As Americans become eligible for Medicare, the biggest question becomes who will provide that care. Medicare recently began publically reporting the performance of private insurers involved in the Medicare Advantage program. Patients can sometimes choose from 15 to 17 different depending on where they live.

"Each health plan receives anywhere from one to five stars that captures the quality of care that they deliver to the population of patients that they serve,” explained Dr. William H. Shrank with the Centers for Medicare and Medicaid Services.

This five-star rating system is based on several quality indicators including, preventive care, care delivered for chronic diseases, health outcomes and patient satisfaction with care.

"There had not previously been a study that looked at the relationship between the quality scores that were achieved and the actual enrollment decisions that were made,” Dr. Shrank said.

Dr. William Shrank and colleagues from the Centers for Medicare and Medicaid services examined 2011 enrollment data from Medicare Advantage plans. They studied new enrollees to the plan and those voluntarily switching plans.

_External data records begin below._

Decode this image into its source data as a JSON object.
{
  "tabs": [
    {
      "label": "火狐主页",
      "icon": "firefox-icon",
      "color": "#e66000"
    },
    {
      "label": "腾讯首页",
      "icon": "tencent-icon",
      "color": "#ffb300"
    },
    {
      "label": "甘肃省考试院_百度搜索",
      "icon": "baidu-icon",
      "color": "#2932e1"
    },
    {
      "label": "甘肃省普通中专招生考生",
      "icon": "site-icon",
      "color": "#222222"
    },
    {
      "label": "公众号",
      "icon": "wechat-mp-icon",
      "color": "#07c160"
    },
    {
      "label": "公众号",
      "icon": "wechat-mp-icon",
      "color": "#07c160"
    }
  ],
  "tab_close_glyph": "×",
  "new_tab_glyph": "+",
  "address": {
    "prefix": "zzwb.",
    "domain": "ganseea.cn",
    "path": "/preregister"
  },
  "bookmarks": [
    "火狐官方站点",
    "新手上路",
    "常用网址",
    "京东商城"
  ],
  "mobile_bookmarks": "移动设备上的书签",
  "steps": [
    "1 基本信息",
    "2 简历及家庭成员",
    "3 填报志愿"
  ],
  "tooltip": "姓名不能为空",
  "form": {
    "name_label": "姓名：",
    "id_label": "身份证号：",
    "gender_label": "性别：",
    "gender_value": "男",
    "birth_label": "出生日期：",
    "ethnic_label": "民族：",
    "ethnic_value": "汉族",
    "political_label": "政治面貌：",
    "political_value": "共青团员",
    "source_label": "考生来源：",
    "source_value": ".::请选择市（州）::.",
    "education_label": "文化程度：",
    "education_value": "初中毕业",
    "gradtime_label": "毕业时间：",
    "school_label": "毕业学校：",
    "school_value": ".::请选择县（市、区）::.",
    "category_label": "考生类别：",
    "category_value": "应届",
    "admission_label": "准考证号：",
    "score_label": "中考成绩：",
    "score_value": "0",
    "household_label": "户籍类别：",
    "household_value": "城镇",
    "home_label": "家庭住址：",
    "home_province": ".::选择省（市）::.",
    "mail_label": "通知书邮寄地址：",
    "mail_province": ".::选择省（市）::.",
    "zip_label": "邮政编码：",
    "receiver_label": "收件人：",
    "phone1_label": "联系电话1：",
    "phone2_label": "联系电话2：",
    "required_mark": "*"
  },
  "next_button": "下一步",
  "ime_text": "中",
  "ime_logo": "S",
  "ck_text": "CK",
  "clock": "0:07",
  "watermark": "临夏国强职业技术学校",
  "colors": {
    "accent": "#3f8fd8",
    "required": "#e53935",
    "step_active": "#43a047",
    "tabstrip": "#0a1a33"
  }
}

"If you look at both of these populations, a one star increase that puts a plan either as the best performer in a market or at least as good as the plan the switcher was previously in, is associated with over a 10 percentage point increase in the likelihood of enrollment,” continued Dr. Shrank. "When quality ratings were made available it looks like somebody must be using it because patients are in large numbers moving toward the higher quality plans."

Dr. Shrank also says the star ratings give beneficiaries an additional voice and choice in the quality of care they receive.

"It allows Medicare beneficiaries to have a greater voice in identifying the best and the weakest plans and educate their fellow beneficiaries to make better decisions moving forward,” said Dr. Shrank.

The rating system also challenges private insurers to continue providing quality care that should translate into greater enrollment and revenues.

Researchers say the choices of low income and some minority beneficiaries, those living in rural areas and in the Midwest had weaker relationships with the Advantage program star ratings.